Today was the second day of electrical and magnetic treatments, and the result has been amazing. My pain levels have dropped dramatically, and I'm able to walk much farther. The exercises that made my feet go icy and aching Monday morning have become easy, and I can feel the fibers of my muscles growing strong. Jorge watches closely and announces that tomorrow we'll be adding more weights to every exercise. We have some catching up to do, since the first week we worked well below the normal level. I'm lifting 33 lbs with my stroke foot, and forty-something with the uninjured one. The goal is to push 20% above my own body weight. I ask when I'll get to use the walking machine. He say, when I can walk all the way around the track several times. Not if---when. Tomorrow we'll begin exercises to strengthen my back and ankles..
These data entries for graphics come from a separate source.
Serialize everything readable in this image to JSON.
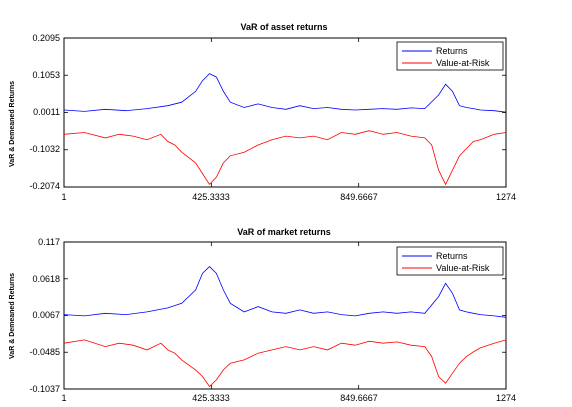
{
  "chart_data": [
    {
      "type": "line",
      "title": "VaR of asset returns",
      "xlabel": "",
      "ylabel": "VaR & Demeaned Returns",
      "xlim": [
        1,
        1274
      ],
      "ylim": [
        -0.2074,
        0.2095
      ],
      "xticks": [
        "1",
        "425.3333",
        "849.6667",
        "1274"
      ],
      "yticks": [
        "0.2095",
        "0.1053",
        "0.0011",
        "-0.1032",
        "-0.2074"
      ],
      "legend": {
        "placement": "top-right",
        "entries": [
          "Returns",
          "Value-at-Risk"
        ]
      },
      "series": [
        {
          "name": "Returns",
          "color": "#0000ff",
          "x": [
            1,
            60,
            120,
            180,
            240,
            300,
            340,
            380,
            400,
            420,
            440,
            460,
            480,
            520,
            560,
            600,
            640,
            680,
            720,
            760,
            800,
            840,
            880,
            920,
            960,
            1000,
            1040,
            1080,
            1100,
            1120,
            1140,
            1160,
            1180,
            1200,
            1240,
            1274
          ],
          "y": [
            0.008,
            0.004,
            0.01,
            0.006,
            0.012,
            0.02,
            0.03,
            0.06,
            0.09,
            0.11,
            0.1,
            0.06,
            0.03,
            0.015,
            0.025,
            0.015,
            0.01,
            0.02,
            0.012,
            0.015,
            0.01,
            0.008,
            0.01,
            0.012,
            0.01,
            0.014,
            0.012,
            0.05,
            0.08,
            0.06,
            0.02,
            0.015,
            0.012,
            0.008,
            0.006,
            0.002
          ]
        },
        {
          "name": "Value-at-Risk",
          "color": "#ff0000",
          "x": [
            1,
            60,
            120,
            160,
            200,
            240,
            280,
            300,
            320,
            340,
            380,
            400,
            420,
            440,
            460,
            480,
            520,
            560,
            600,
            640,
            680,
            720,
            760,
            800,
            840,
            880,
            920,
            960,
            1000,
            1040,
            1060,
            1080,
            1100,
            1120,
            1140,
            1160,
            1180,
            1200,
            1240,
            1274
          ],
          "y": [
            -0.06,
            -0.055,
            -0.07,
            -0.06,
            -0.065,
            -0.075,
            -0.06,
            -0.08,
            -0.09,
            -0.11,
            -0.14,
            -0.17,
            -0.2,
            -0.18,
            -0.14,
            -0.12,
            -0.11,
            -0.09,
            -0.075,
            -0.065,
            -0.07,
            -0.065,
            -0.075,
            -0.055,
            -0.06,
            -0.05,
            -0.06,
            -0.055,
            -0.065,
            -0.07,
            -0.09,
            -0.16,
            -0.2,
            -0.16,
            -0.12,
            -0.1,
            -0.08,
            -0.075,
            -0.06,
            -0.055
          ]
        }
      ]
    },
    {
      "type": "line",
      "title": "VaR of market returns",
      "xlabel": "",
      "ylabel": "VaR & Demeaned Returns",
      "xlim": [
        1,
        1274
      ],
      "ylim": [
        -0.1037,
        0.117
      ],
      "xticks": [
        "1",
        "425.3333",
        "849.6667",
        "1274"
      ],
      "yticks": [
        "0.117",
        "0.0618",
        "0.0067",
        "-0.0485",
        "-0.1037"
      ],
      "legend": {
        "placement": "top-right",
        "entries": [
          "Returns",
          "Value-at-Risk"
        ]
      },
      "series": [
        {
          "name": "Returns",
          "color": "#0000ff",
          "x": [
            1,
            60,
            120,
            180,
            240,
            300,
            340,
            380,
            400,
            420,
            440,
            460,
            480,
            520,
            560,
            600,
            640,
            680,
            720,
            760,
            800,
            840,
            880,
            920,
            960,
            1000,
            1040,
            1080,
            1100,
            1120,
            1140,
            1160,
            1180,
            1200,
            1240,
            1274
          ],
          "y": [
            0.008,
            0.006,
            0.01,
            0.008,
            0.012,
            0.018,
            0.025,
            0.045,
            0.07,
            0.08,
            0.07,
            0.045,
            0.025,
            0.012,
            0.02,
            0.012,
            0.01,
            0.015,
            0.01,
            0.012,
            0.008,
            0.006,
            0.01,
            0.012,
            0.01,
            0.012,
            0.01,
            0.035,
            0.055,
            0.04,
            0.015,
            0.012,
            0.01,
            0.008,
            0.006,
            0.004
          ]
        },
        {
          "name": "Value-at-Risk",
          "color": "#ff0000",
          "x": [
            1,
            60,
            120,
            160,
            200,
            240,
            280,
            300,
            320,
            340,
            380,
            400,
            420,
            440,
            460,
            480,
            520,
            560,
            600,
            640,
            680,
            720,
            760,
            800,
            840,
            880,
            920,
            960,
            1000,
            1040,
            1060,
            1080,
            1100,
            1120,
            1140,
            1160,
            1180,
            1200,
            1240,
            1274
          ],
          "y": [
            -0.035,
            -0.03,
            -0.04,
            -0.035,
            -0.038,
            -0.045,
            -0.035,
            -0.045,
            -0.05,
            -0.06,
            -0.075,
            -0.085,
            -0.1,
            -0.09,
            -0.075,
            -0.065,
            -0.06,
            -0.05,
            -0.045,
            -0.04,
            -0.045,
            -0.04,
            -0.045,
            -0.035,
            -0.038,
            -0.032,
            -0.035,
            -0.033,
            -0.038,
            -0.04,
            -0.055,
            -0.085,
            -0.095,
            -0.08,
            -0.065,
            -0.055,
            -0.048,
            -0.042,
            -0.035,
            -0.03
          ]
        }
      ]
    }
  ]
}
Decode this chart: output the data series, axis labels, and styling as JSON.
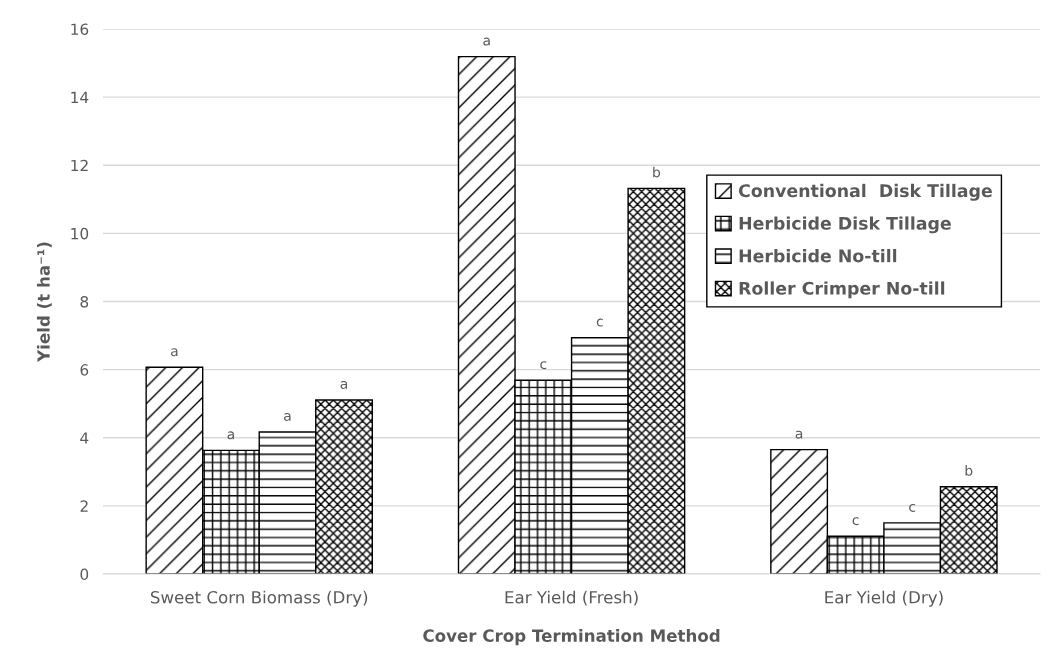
{
  "chart_data": {
    "type": "bar",
    "xlabel": "Cover Crop Termination Method",
    "ylabel": "Yield (t ha⁻¹)",
    "categories": [
      "Sweet Corn Biomass (Dry)",
      "Ear Yield (Fresh)",
      "Ear Yield (Dry)"
    ],
    "series": [
      {
        "name": "Conventional  Disk Tillage",
        "color": "#000000",
        "values": [
          6.07,
          15.19,
          3.65
        ],
        "value_labels": [
          "a",
          "a",
          "a"
        ]
      },
      {
        "name": "Herbicide Disk Tillage",
        "color": "#000000",
        "values": [
          3.63,
          5.69,
          1.11
        ],
        "value_labels": [
          "a",
          "c",
          "c"
        ]
      },
      {
        "name": "Herbicide No-till",
        "color": "#000000",
        "values": [
          4.17,
          6.94,
          1.5
        ],
        "value_labels": [
          "a",
          "c",
          "c"
        ]
      },
      {
        "name": "Roller Crimper No-till",
        "color": "#000000",
        "values": [
          5.11,
          11.32,
          2.56
        ],
        "value_labels": [
          "a",
          "b",
          "b"
        ]
      }
    ],
    "ylim": [
      0,
      16
    ],
    "yticks": [
      0,
      2,
      4,
      6,
      8,
      10,
      12,
      14,
      16
    ],
    "grid": "y",
    "legend": "right"
  }
}
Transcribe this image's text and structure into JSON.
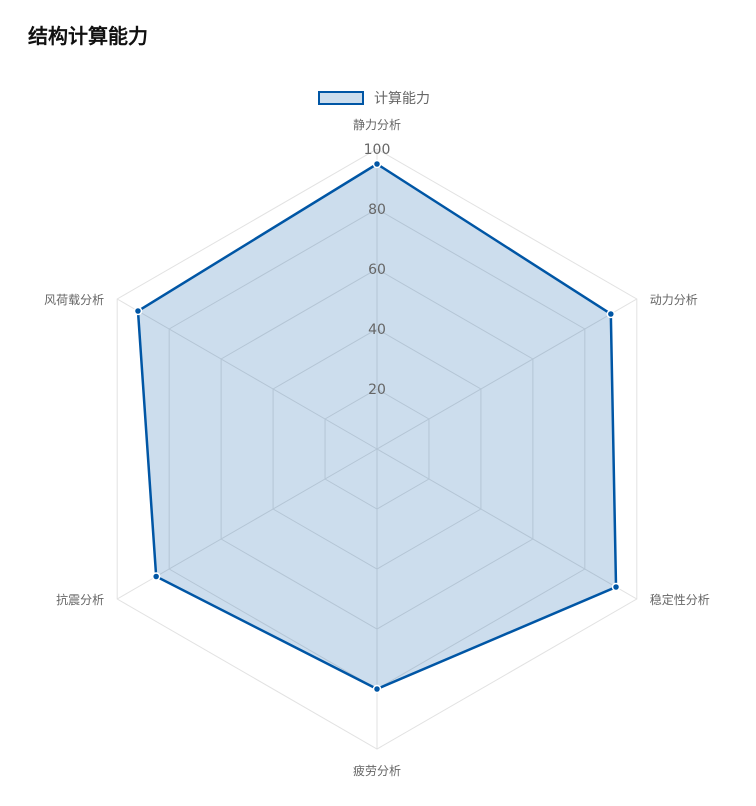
{
  "chart_data": {
    "type": "radar",
    "title": "结构计算能力",
    "categories": [
      "静力分析",
      "动力分析",
      "稳定性分析",
      "疲劳分析",
      "抗震分析",
      "风荷载分析"
    ],
    "series": [
      {
        "name": "计算能力",
        "values": [
          95,
          90,
          92,
          80,
          85,
          92
        ]
      }
    ],
    "range": [
      0,
      100
    ],
    "ticks": [
      "20",
      "40",
      "60",
      "80",
      "100"
    ],
    "legend_position": "top-center",
    "grid": true,
    "colors": {
      "line": "#0056a5",
      "fill": "rgba(0, 86, 165, 0.2)",
      "grid": "#e2e2e2",
      "point_border": "#ffffff"
    }
  }
}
Today I also had laser acupuncture and learned a new, deliciously simple meditation technique. Carlos Manuel says I need to realign myself with natural cycles, rise early, work by day, go to sleep at night. Next week he'll inspect my supplements and hopefully thin them way down. And in between all the other healing activities, I had an ultrasound of my shoulder, done by a doctor, who showed me exactly what he was seeing—a chunk of missing cartilage where I repeatedly landed, hand, during seizures. But no inflammation, so we can start working my shoulder as well. Good, says Jenny, the “defectologa.” I know he said ice, but what do you think about using heat? I'm all for it,.in spite of the external temperatures. The heat lamps are marvelous, even if they're literally held together with silly putty.
I spend much of my time in defectology stringing beads, putting nuts on bolts, pegs in holes, and colored tiles into patterns I must memorize. Every day, right about the time my afternoon session starts, a handful of children in maroon and white school uniforms spill through the walkways and into the rooms where their parents work. They go to school two blocks away and come here when it lets out.. They climb on the equipment, ask patients about their rehab, clamber onto their parents' laps and generally make themselves comfortable. A five year old asks me how old I am. I tell her I'm 55. Her eyes widen. “You must be very long!” Yes, I tell her solemnly. I am. She peers under the table to check out my legs. Later she shows up in the gym and climbs onto a mysterious piece of equipment with a padded bolster she can swing on. Jorge patiently adjusts it to her height so she can play in safety, and then gives me my next instructions: OK, now do three sets of twelve with the right leg, and I press my calf on the padded metal, take a deep breath and push.